NHKFM邦楽ジョッキー 隼人‘sカフェ 坂東亀三郎さん 

 いつ頃から歌舞伎役者になることを意識しましたか?という質問に、坂東亀三郎が次のように答えていた。
 歌舞伎の家に育っているので、歌舞伎役者になるのは当たり前のことで、役者になることを意識したことはない。他の職業は、子供の頃に野球選手になりたいと思ったくらいで、真剣に役者以外を考えたことはない。役者修行の辛さと言っても、父親や先輩から小言を言われないように、必死でやることしかなかった。
 歌舞伎役者の家に生まれ、役者として育てられることの実際はこういうことなのか、と興味深く聴いた。
 国宝の俊介もこういう環境に描かれるのであろうか。
 これも、ラジオで以前聴いたもので、記憶が曖昧だが、落語で中村仲蔵を覚えている。中村仲蔵の話は、講談や浪曲にもあるようだ。こちらは、歌舞伎役者の家に生まれなかった仲蔵が辛い思いをしつつ、名優となる話であった。
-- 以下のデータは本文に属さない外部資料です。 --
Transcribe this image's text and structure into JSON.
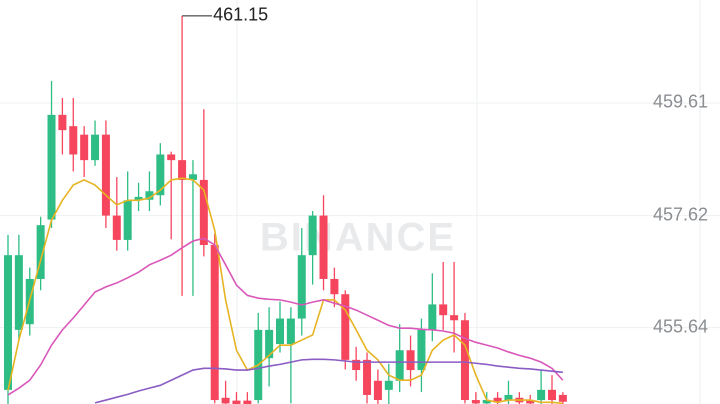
{
  "chart_data": {
    "type": "candlestick",
    "watermark": "BINANCE",
    "ylim": [
      454.29,
      461.43
    ],
    "yticks": [
      455.64,
      457.62,
      459.61
    ],
    "grid": true,
    "up_color": "#2ebd85",
    "down_color": "#f6465d",
    "annotate_index": 16,
    "open": [
      454.54,
      455.6,
      455.7,
      456.5,
      457.55,
      459.4,
      459.2,
      459.05,
      458.6,
      459.05,
      457.62,
      457.19,
      457.9,
      457.9,
      457.98,
      458.7,
      458.6,
      458.25,
      458.25,
      457.1,
      454.4,
      454.35,
      454.35,
      454.36,
      455.1,
      455.35,
      455.35,
      455.8,
      456.92,
      457.62,
      456.5,
      456.23,
      455.07,
      455.07,
      454.7,
      454.54,
      454.7,
      455.24,
      454.89,
      455.6,
      456.05,
      455.86,
      455.77,
      454.36,
      454.3,
      454.4,
      454.36,
      454.4,
      454.35,
      454.36,
      454.54,
      454.45
    ],
    "high": [
      457.28,
      457.28,
      456.7,
      457.6,
      460.0,
      459.7,
      459.7,
      459.2,
      459.3,
      459.3,
      458.3,
      458.4,
      458.2,
      458.4,
      458.9,
      458.75,
      461.15,
      458.6,
      459.5,
      457.3,
      454.7,
      454.5,
      454.5,
      455.9,
      456.0,
      456.1,
      456.0,
      457.4,
      457.7,
      457.98,
      456.7,
      456.3,
      455.3,
      455.2,
      454.9,
      455.0,
      455.7,
      455.5,
      455.8,
      456.6,
      456.8,
      456.8,
      455.9,
      454.5,
      454.5,
      454.5,
      454.7,
      454.5,
      454.45,
      454.9,
      454.8,
      454.5
    ],
    "low": [
      454.29,
      455.42,
      455.5,
      456.3,
      457.4,
      458.7,
      458.4,
      458.3,
      458.5,
      457.4,
      457.0,
      457.0,
      457.7,
      457.7,
      457.8,
      457.2,
      456.2,
      456.2,
      456.9,
      454.3,
      454.29,
      454.1,
      454.1,
      454.3,
      454.6,
      455.2,
      454.3,
      455.5,
      456.4,
      456.3,
      456.0,
      454.9,
      454.7,
      454.3,
      454.29,
      454.29,
      454.5,
      454.6,
      454.5,
      455.4,
      455.6,
      455.2,
      454.3,
      454.29,
      454.29,
      454.29,
      454.29,
      454.29,
      454.29,
      454.29,
      454.29,
      454.29
    ],
    "close": [
      456.92,
      456.92,
      456.5,
      457.45,
      459.4,
      459.13,
      458.7,
      458.6,
      459.05,
      457.62,
      457.19,
      457.89,
      457.95,
      458.05,
      458.7,
      458.6,
      458.25,
      458.35,
      457.1,
      454.36,
      454.3,
      454.2,
      454.2,
      455.6,
      455.6,
      455.8,
      455.8,
      456.92,
      457.62,
      456.5,
      456.23,
      455.07,
      454.89,
      454.45,
      454.36,
      454.7,
      455.24,
      454.89,
      455.6,
      456.05,
      455.86,
      455.77,
      454.36,
      454.3,
      454.36,
      454.32,
      454.45,
      454.32,
      454.3,
      454.54,
      454.36,
      454.33
    ],
    "lines": [
      {
        "name": "MA7",
        "color": "#e6b422",
        "values": [
          454.53,
          455.42,
          456.13,
          456.83,
          457.54,
          457.89,
          458.16,
          458.25,
          458.16,
          457.98,
          457.81,
          457.89,
          457.89,
          457.93,
          458.07,
          458.25,
          458.28,
          458.25,
          458.07,
          457.36,
          456.13,
          455.24,
          454.89,
          454.98,
          455.15,
          455.33,
          455.33,
          455.42,
          455.51,
          456.13,
          456.13,
          455.95,
          455.6,
          455.24,
          455.07,
          454.8,
          454.71,
          454.71,
          454.8,
          455.24,
          455.42,
          455.51,
          455.33,
          454.8,
          454.36,
          454.32,
          454.36,
          454.36,
          454.36,
          454.32,
          454.32,
          454.3
        ]
      },
      {
        "name": "MA25",
        "color": "#d957b9",
        "values": [
          454.45,
          454.57,
          454.71,
          454.98,
          455.33,
          455.6,
          455.81,
          456.04,
          456.27,
          456.36,
          456.43,
          456.52,
          456.62,
          456.75,
          456.83,
          456.92,
          457.05,
          457.17,
          457.22,
          457.1,
          456.75,
          456.39,
          456.21,
          456.16,
          456.14,
          456.13,
          456.09,
          456.04,
          456.09,
          456.13,
          456.07,
          456.02,
          455.95,
          455.86,
          455.77,
          455.68,
          455.63,
          455.63,
          455.61,
          455.6,
          455.58,
          455.54,
          455.45,
          455.38,
          455.33,
          455.28,
          455.21,
          455.15,
          455.1,
          455.03,
          454.92,
          454.71
        ]
      },
      {
        "name": "MA99",
        "color": "#8a5cc4",
        "values": [
          null,
          null,
          null,
          null,
          null,
          null,
          null,
          null,
          454.31,
          454.36,
          454.41,
          454.46,
          454.52,
          454.57,
          454.62,
          454.71,
          454.8,
          454.89,
          454.92,
          454.92,
          454.91,
          454.89,
          454.89,
          454.92,
          454.96,
          454.99,
          455.03,
          455.07,
          455.08,
          455.08,
          455.07,
          455.05,
          455.03,
          455.03,
          455.03,
          455.03,
          455.03,
          455.03,
          455.03,
          455.03,
          455.03,
          455.03,
          455.03,
          455.01,
          454.99,
          454.96,
          454.94,
          454.92,
          454.91,
          454.89,
          454.87,
          454.85
        ]
      }
    ]
  }
}
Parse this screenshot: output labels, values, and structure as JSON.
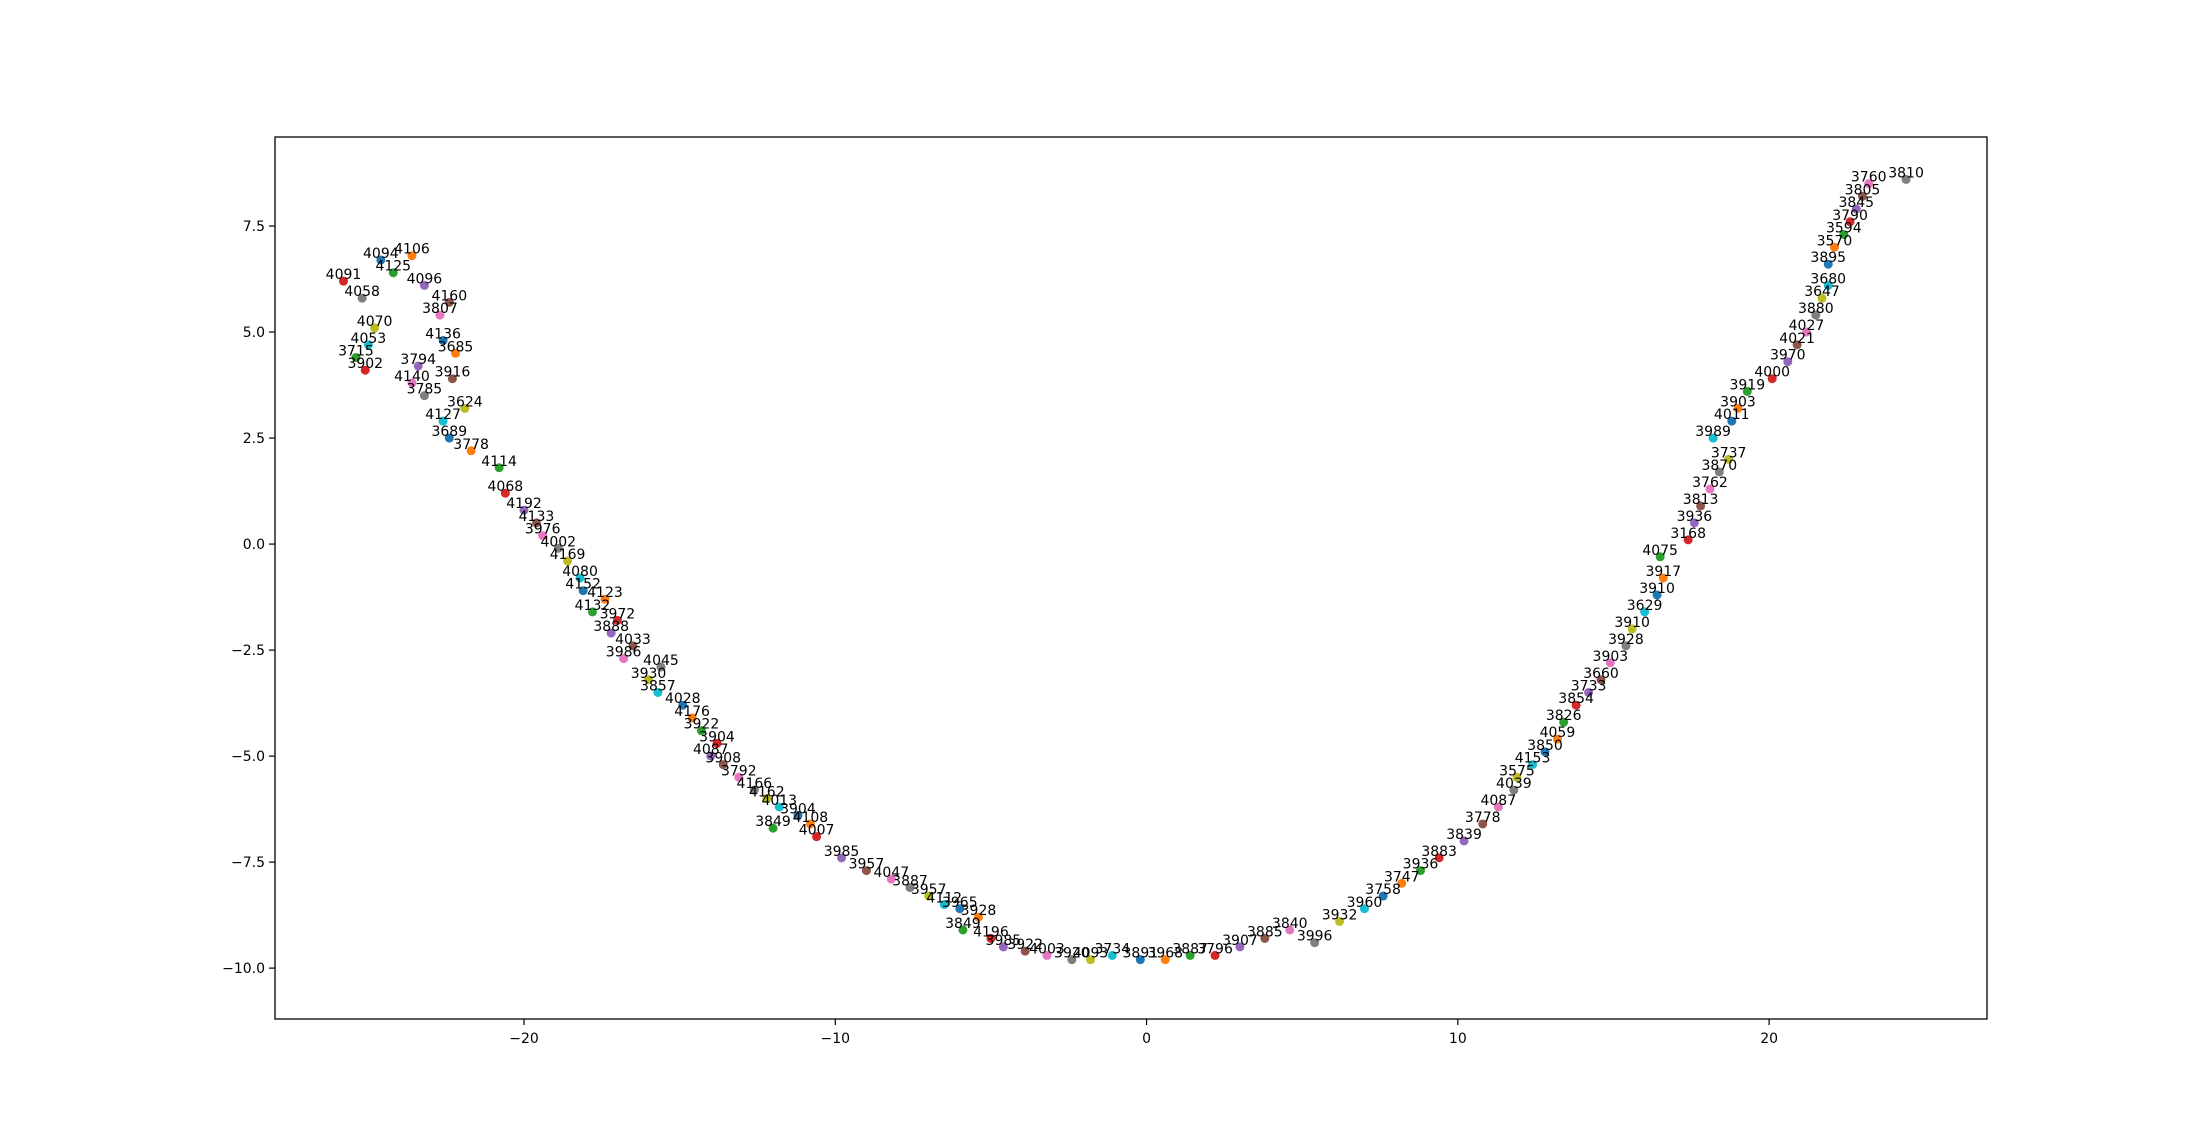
{
  "chart_data": {
    "type": "scatter",
    "title": "",
    "xlabel": "",
    "ylabel": "",
    "xlim": [
      -28,
      27
    ],
    "ylim": [
      -11.2,
      9.6
    ],
    "x_ticks": [
      -20,
      -10,
      0,
      10,
      20
    ],
    "x_tick_labels": [
      "−20",
      "−10",
      "0",
      "10",
      "20"
    ],
    "y_ticks": [
      -10.0,
      -7.5,
      -5.0,
      -2.5,
      0.0,
      2.5,
      5.0,
      7.5
    ],
    "y_tick_labels": [
      "−10.0",
      "−7.5",
      "−5.0",
      "−2.5",
      "0.0",
      "2.5",
      "5.0",
      "7.5"
    ],
    "grid": false,
    "legend": "none",
    "palette": [
      "#1f77b4",
      "#ff7f0e",
      "#2ca02c",
      "#d62728",
      "#9467bd",
      "#8c564b",
      "#e377c2",
      "#7f7f7f",
      "#bcbd22",
      "#17becf"
    ],
    "points": [
      {
        "x": -24.6,
        "y": 6.7,
        "label": "4094"
      },
      {
        "x": -23.6,
        "y": 6.8,
        "label": "4106"
      },
      {
        "x": -24.2,
        "y": 6.4,
        "label": "4125"
      },
      {
        "x": -25.8,
        "y": 6.2,
        "label": "4091"
      },
      {
        "x": -23.2,
        "y": 6.1,
        "label": "4096"
      },
      {
        "x": -22.4,
        "y": 5.7,
        "label": "4160"
      },
      {
        "x": -22.7,
        "y": 5.4,
        "label": "3807"
      },
      {
        "x": -25.2,
        "y": 5.8,
        "label": "4058"
      },
      {
        "x": -24.8,
        "y": 5.1,
        "label": "4070"
      },
      {
        "x": -25.0,
        "y": 4.7,
        "label": "4053"
      },
      {
        "x": -22.6,
        "y": 4.8,
        "label": "4136"
      },
      {
        "x": -22.2,
        "y": 4.5,
        "label": "3685"
      },
      {
        "x": -25.4,
        "y": 4.4,
        "label": "3715"
      },
      {
        "x": -25.1,
        "y": 4.1,
        "label": "3902"
      },
      {
        "x": -23.4,
        "y": 4.2,
        "label": "3794"
      },
      {
        "x": -22.3,
        "y": 3.9,
        "label": "3916"
      },
      {
        "x": -23.6,
        "y": 3.8,
        "label": "4140"
      },
      {
        "x": -23.2,
        "y": 3.5,
        "label": "3785"
      },
      {
        "x": -21.9,
        "y": 3.2,
        "label": "3624"
      },
      {
        "x": -22.6,
        "y": 2.9,
        "label": "4127"
      },
      {
        "x": -22.4,
        "y": 2.5,
        "label": "3689"
      },
      {
        "x": -21.7,
        "y": 2.2,
        "label": "3778"
      },
      {
        "x": -20.8,
        "y": 1.8,
        "label": "4114"
      },
      {
        "x": -20.6,
        "y": 1.2,
        "label": "4068"
      },
      {
        "x": -20.0,
        "y": 0.8,
        "label": "4192"
      },
      {
        "x": -19.6,
        "y": 0.5,
        "label": "4133"
      },
      {
        "x": -19.4,
        "y": 0.2,
        "label": "3976"
      },
      {
        "x": -18.9,
        "y": -0.1,
        "label": "4002"
      },
      {
        "x": -18.6,
        "y": -0.4,
        "label": "4169"
      },
      {
        "x": -18.2,
        "y": -0.8,
        "label": "4080"
      },
      {
        "x": -18.1,
        "y": -1.1,
        "label": "4152"
      },
      {
        "x": -17.4,
        "y": -1.3,
        "label": "4123"
      },
      {
        "x": -17.8,
        "y": -1.6,
        "label": "4132"
      },
      {
        "x": -17.0,
        "y": -1.8,
        "label": "3972"
      },
      {
        "x": -17.2,
        "y": -2.1,
        "label": "3888"
      },
      {
        "x": -16.5,
        "y": -2.4,
        "label": "4033"
      },
      {
        "x": -16.8,
        "y": -2.7,
        "label": "3986"
      },
      {
        "x": -15.6,
        "y": -2.9,
        "label": "4045"
      },
      {
        "x": -16.0,
        "y": -3.2,
        "label": "3930"
      },
      {
        "x": -15.7,
        "y": -3.5,
        "label": "3857"
      },
      {
        "x": -14.9,
        "y": -3.8,
        "label": "4028"
      },
      {
        "x": -14.6,
        "y": -4.1,
        "label": "4176"
      },
      {
        "x": -14.3,
        "y": -4.4,
        "label": "3922"
      },
      {
        "x": -13.8,
        "y": -4.7,
        "label": "3904"
      },
      {
        "x": -14.0,
        "y": -5.0,
        "label": "4087"
      },
      {
        "x": -13.6,
        "y": -5.2,
        "label": "3908"
      },
      {
        "x": -13.1,
        "y": -5.5,
        "label": "3792"
      },
      {
        "x": -12.6,
        "y": -5.8,
        "label": "4166"
      },
      {
        "x": -12.2,
        "y": -6.0,
        "label": "4162"
      },
      {
        "x": -11.8,
        "y": -6.2,
        "label": "4013"
      },
      {
        "x": -11.2,
        "y": -6.4,
        "label": "3904"
      },
      {
        "x": -10.8,
        "y": -6.6,
        "label": "4108"
      },
      {
        "x": -12.0,
        "y": -6.7,
        "label": "3849"
      },
      {
        "x": -10.6,
        "y": -6.9,
        "label": "4007"
      },
      {
        "x": -9.8,
        "y": -7.4,
        "label": "3985"
      },
      {
        "x": -9.0,
        "y": -7.7,
        "label": "3957"
      },
      {
        "x": -8.2,
        "y": -7.9,
        "label": "4047"
      },
      {
        "x": -7.6,
        "y": -8.1,
        "label": "3887"
      },
      {
        "x": -7.0,
        "y": -8.3,
        "label": "3957"
      },
      {
        "x": -6.5,
        "y": -8.5,
        "label": "4112"
      },
      {
        "x": -6.0,
        "y": -8.6,
        "label": "3965"
      },
      {
        "x": -5.4,
        "y": -8.8,
        "label": "3928"
      },
      {
        "x": -5.9,
        "y": -9.1,
        "label": "3849"
      },
      {
        "x": -5.0,
        "y": -9.3,
        "label": "4196"
      },
      {
        "x": -4.6,
        "y": -9.5,
        "label": "3985"
      },
      {
        "x": -3.9,
        "y": -9.6,
        "label": "3922"
      },
      {
        "x": -3.2,
        "y": -9.7,
        "label": "4003"
      },
      {
        "x": -2.4,
        "y": -9.8,
        "label": "3920"
      },
      {
        "x": -1.8,
        "y": -9.8,
        "label": "4093"
      },
      {
        "x": -1.1,
        "y": -9.7,
        "label": "3734"
      },
      {
        "x": -0.2,
        "y": -9.8,
        "label": "3891"
      },
      {
        "x": 0.6,
        "y": -9.8,
        "label": "3968"
      },
      {
        "x": 1.4,
        "y": -9.7,
        "label": "3887"
      },
      {
        "x": 2.2,
        "y": -9.7,
        "label": "3796"
      },
      {
        "x": 3.0,
        "y": -9.5,
        "label": "3907"
      },
      {
        "x": 3.8,
        "y": -9.3,
        "label": "3885"
      },
      {
        "x": 4.6,
        "y": -9.1,
        "label": "3840"
      },
      {
        "x": 5.4,
        "y": -9.4,
        "label": "3996"
      },
      {
        "x": 6.2,
        "y": -8.9,
        "label": "3932"
      },
      {
        "x": 7.0,
        "y": -8.6,
        "label": "3960"
      },
      {
        "x": 7.6,
        "y": -8.3,
        "label": "3758"
      },
      {
        "x": 8.2,
        "y": -8.0,
        "label": "3747"
      },
      {
        "x": 8.8,
        "y": -7.7,
        "label": "3936"
      },
      {
        "x": 9.4,
        "y": -7.4,
        "label": "3883"
      },
      {
        "x": 10.2,
        "y": -7.0,
        "label": "3839"
      },
      {
        "x": 10.8,
        "y": -6.6,
        "label": "3778"
      },
      {
        "x": 11.3,
        "y": -6.2,
        "label": "4087"
      },
      {
        "x": 11.8,
        "y": -5.8,
        "label": "4039"
      },
      {
        "x": 11.9,
        "y": -5.5,
        "label": "3575"
      },
      {
        "x": 12.4,
        "y": -5.2,
        "label": "4153"
      },
      {
        "x": 12.8,
        "y": -4.9,
        "label": "3850"
      },
      {
        "x": 13.2,
        "y": -4.6,
        "label": "4059"
      },
      {
        "x": 13.4,
        "y": -4.2,
        "label": "3826"
      },
      {
        "x": 13.8,
        "y": -3.8,
        "label": "3854"
      },
      {
        "x": 14.2,
        "y": -3.5,
        "label": "3733"
      },
      {
        "x": 14.6,
        "y": -3.2,
        "label": "3660"
      },
      {
        "x": 14.9,
        "y": -2.8,
        "label": "3903"
      },
      {
        "x": 15.4,
        "y": -2.4,
        "label": "3928"
      },
      {
        "x": 15.6,
        "y": -2.0,
        "label": "3910"
      },
      {
        "x": 16.0,
        "y": -1.6,
        "label": "3629"
      },
      {
        "x": 16.4,
        "y": -1.2,
        "label": "3910"
      },
      {
        "x": 16.6,
        "y": -0.8,
        "label": "3917"
      },
      {
        "x": 16.5,
        "y": -0.3,
        "label": "4075"
      },
      {
        "x": 17.4,
        "y": 0.1,
        "label": "3168"
      },
      {
        "x": 17.6,
        "y": 0.5,
        "label": "3936"
      },
      {
        "x": 17.8,
        "y": 0.9,
        "label": "3813"
      },
      {
        "x": 18.1,
        "y": 1.3,
        "label": "3762"
      },
      {
        "x": 18.4,
        "y": 1.7,
        "label": "3870"
      },
      {
        "x": 18.7,
        "y": 2.0,
        "label": "3737"
      },
      {
        "x": 18.2,
        "y": 2.5,
        "label": "3989"
      },
      {
        "x": 18.8,
        "y": 2.9,
        "label": "4011"
      },
      {
        "x": 19.0,
        "y": 3.2,
        "label": "3903"
      },
      {
        "x": 19.3,
        "y": 3.6,
        "label": "3919"
      },
      {
        "x": 20.1,
        "y": 3.9,
        "label": "4000"
      },
      {
        "x": 20.6,
        "y": 4.3,
        "label": "3970"
      },
      {
        "x": 20.9,
        "y": 4.7,
        "label": "4021"
      },
      {
        "x": 21.2,
        "y": 5.0,
        "label": "4027"
      },
      {
        "x": 21.5,
        "y": 5.4,
        "label": "3880"
      },
      {
        "x": 21.7,
        "y": 5.8,
        "label": "3647"
      },
      {
        "x": 21.9,
        "y": 6.1,
        "label": "3680"
      },
      {
        "x": 21.9,
        "y": 6.6,
        "label": "3895"
      },
      {
        "x": 22.1,
        "y": 7.0,
        "label": "3570"
      },
      {
        "x": 22.4,
        "y": 7.3,
        "label": "3594"
      },
      {
        "x": 22.6,
        "y": 7.6,
        "label": "3790"
      },
      {
        "x": 22.8,
        "y": 7.9,
        "label": "3845"
      },
      {
        "x": 23.0,
        "y": 8.2,
        "label": "3805"
      },
      {
        "x": 23.2,
        "y": 8.5,
        "label": "3760"
      },
      {
        "x": 24.4,
        "y": 8.6,
        "label": "3810"
      }
    ]
  }
}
 国宝の喜久雄が役者への道を歩むとなれば、この中村仲蔵のような苦労をすることになるのであろうか。
 
 俊介は、同じ年齢に仲間と呼べる者はいないであろう。また、いたとしても、歌舞伎に関係する人ばかりだろう。そうなると、同年齢で全く違う世界の喜久雄と徳次に、興味を持たざるを得ないだろう。幸子が予言した通り、この三人は、互いに近づき合うような気がする。